Houses that are Homes

Gifts to the Dartmouth College Fund help make great things happen for our students. Here is one of their stories.
NOAH MANNING ’17, a biology major and undergraduate adviser from Wheelock, Vermont, who is planning for medical school, has been involved with Student Assembly since his first year. When President Phil Hanlon ’77 proposed creating house communities as part of Moving Dartmouth Forward, Noah volunteered to serve on the house system planning committee. He’s now a resident of West House—one of six communities.
 
I was attracted to the idea of house communities immediately. My father went to a school that featured house communities and loved the experience. I saw this as an opportunity for Dartmouth to take the best of our residential communities and make them even better.
 
From the end of my sophomore year to the beginning of my senior year, I changed rooms every 10 weeks. Constant change, moving from one end of campus to another, creates a sense of discontinuity for students.
 
While we still have the D-Plan and students moving in and out of dorms, the house system provides a greater sense of continuity. Students who have been away for a term are returning—maybe not to the same dorm—but at least to the same part of campus. They’re surrounded by students they’ve known since their first days at Dartmouth. Because each first-year community is linked to a house community, their freshman floormates will be in their house for the rest of their time at Dartmouth.
 
Students in the classes of 2019 and 2020 have really embraced the houses. Some older students remain skeptical, but there’s little active opposition to the concept. What I sometimes hear is, “This is my senior year, I don’t need new friends,” which is fine. This is community by choice. Students have communities through their religious organizations, Greek organizations, sports teams, and cocurricular activities. We’re not competing with any of them. You can belong to a soccer team, sorority, and house community—and love them all.
 
Each house offers a mix of events, from intramural sports to dinners to watching Sherlock on Sunday evenings. And everyone has enjoyed getting to know the house professors. Ryan Hickox in West House and all the house professors are wonderful.
 
The house resident fellows are also terrific.
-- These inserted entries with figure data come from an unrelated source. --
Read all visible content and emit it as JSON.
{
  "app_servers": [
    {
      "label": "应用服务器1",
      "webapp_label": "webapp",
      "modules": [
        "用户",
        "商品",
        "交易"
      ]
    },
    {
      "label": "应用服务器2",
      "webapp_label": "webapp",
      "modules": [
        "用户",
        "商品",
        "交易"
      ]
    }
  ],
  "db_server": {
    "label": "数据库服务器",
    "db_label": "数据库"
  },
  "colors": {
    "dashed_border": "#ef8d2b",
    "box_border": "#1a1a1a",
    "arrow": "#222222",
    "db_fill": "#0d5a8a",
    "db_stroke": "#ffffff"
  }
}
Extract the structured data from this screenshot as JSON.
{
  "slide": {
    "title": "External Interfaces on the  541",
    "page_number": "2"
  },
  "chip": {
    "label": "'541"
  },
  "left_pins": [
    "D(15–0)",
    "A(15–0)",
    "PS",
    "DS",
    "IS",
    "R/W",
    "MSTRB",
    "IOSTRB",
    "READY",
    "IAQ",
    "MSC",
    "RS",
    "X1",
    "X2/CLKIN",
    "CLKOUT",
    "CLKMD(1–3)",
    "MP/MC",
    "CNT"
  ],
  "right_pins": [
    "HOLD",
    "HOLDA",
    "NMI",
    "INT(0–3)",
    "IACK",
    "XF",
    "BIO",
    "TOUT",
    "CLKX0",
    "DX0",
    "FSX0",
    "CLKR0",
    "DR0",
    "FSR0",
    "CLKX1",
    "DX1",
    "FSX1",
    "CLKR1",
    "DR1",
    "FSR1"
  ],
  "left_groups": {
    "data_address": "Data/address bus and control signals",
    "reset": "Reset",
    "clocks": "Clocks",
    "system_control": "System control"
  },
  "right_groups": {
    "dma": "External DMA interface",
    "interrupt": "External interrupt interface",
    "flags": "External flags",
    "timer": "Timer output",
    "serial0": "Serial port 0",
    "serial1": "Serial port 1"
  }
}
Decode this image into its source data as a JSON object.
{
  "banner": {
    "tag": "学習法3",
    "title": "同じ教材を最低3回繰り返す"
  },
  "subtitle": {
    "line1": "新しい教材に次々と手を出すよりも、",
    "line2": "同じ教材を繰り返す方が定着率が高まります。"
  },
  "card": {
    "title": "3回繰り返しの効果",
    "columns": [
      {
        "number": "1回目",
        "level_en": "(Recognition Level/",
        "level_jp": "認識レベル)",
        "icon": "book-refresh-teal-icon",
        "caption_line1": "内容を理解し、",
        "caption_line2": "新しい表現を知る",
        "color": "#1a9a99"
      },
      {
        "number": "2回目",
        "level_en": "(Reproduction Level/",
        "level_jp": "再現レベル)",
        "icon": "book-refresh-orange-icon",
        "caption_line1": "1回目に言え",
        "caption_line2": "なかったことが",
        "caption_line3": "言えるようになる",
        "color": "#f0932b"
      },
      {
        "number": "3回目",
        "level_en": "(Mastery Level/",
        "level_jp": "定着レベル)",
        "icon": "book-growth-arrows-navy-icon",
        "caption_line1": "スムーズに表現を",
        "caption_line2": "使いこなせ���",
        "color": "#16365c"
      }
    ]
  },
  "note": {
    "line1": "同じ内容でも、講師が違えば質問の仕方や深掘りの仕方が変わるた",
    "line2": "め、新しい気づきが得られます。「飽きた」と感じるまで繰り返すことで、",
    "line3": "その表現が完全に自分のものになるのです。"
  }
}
It’s great to have informal conversations with graduate students who’ve experienced what you’re going through. I can chat with a Geisel student about how hard it is to take the MCAT and feel better about what lies ahead for me.
 
Three years from now will be an important mark. That’s the point when every single student has been a member of a house since day one, has gotten to know the house professors well, and really understands what it means to be a member of the house. But the house communities will constantly evolve, finding new ways to make the student experience better and creating new traditions. I look forward to tracking that evolution.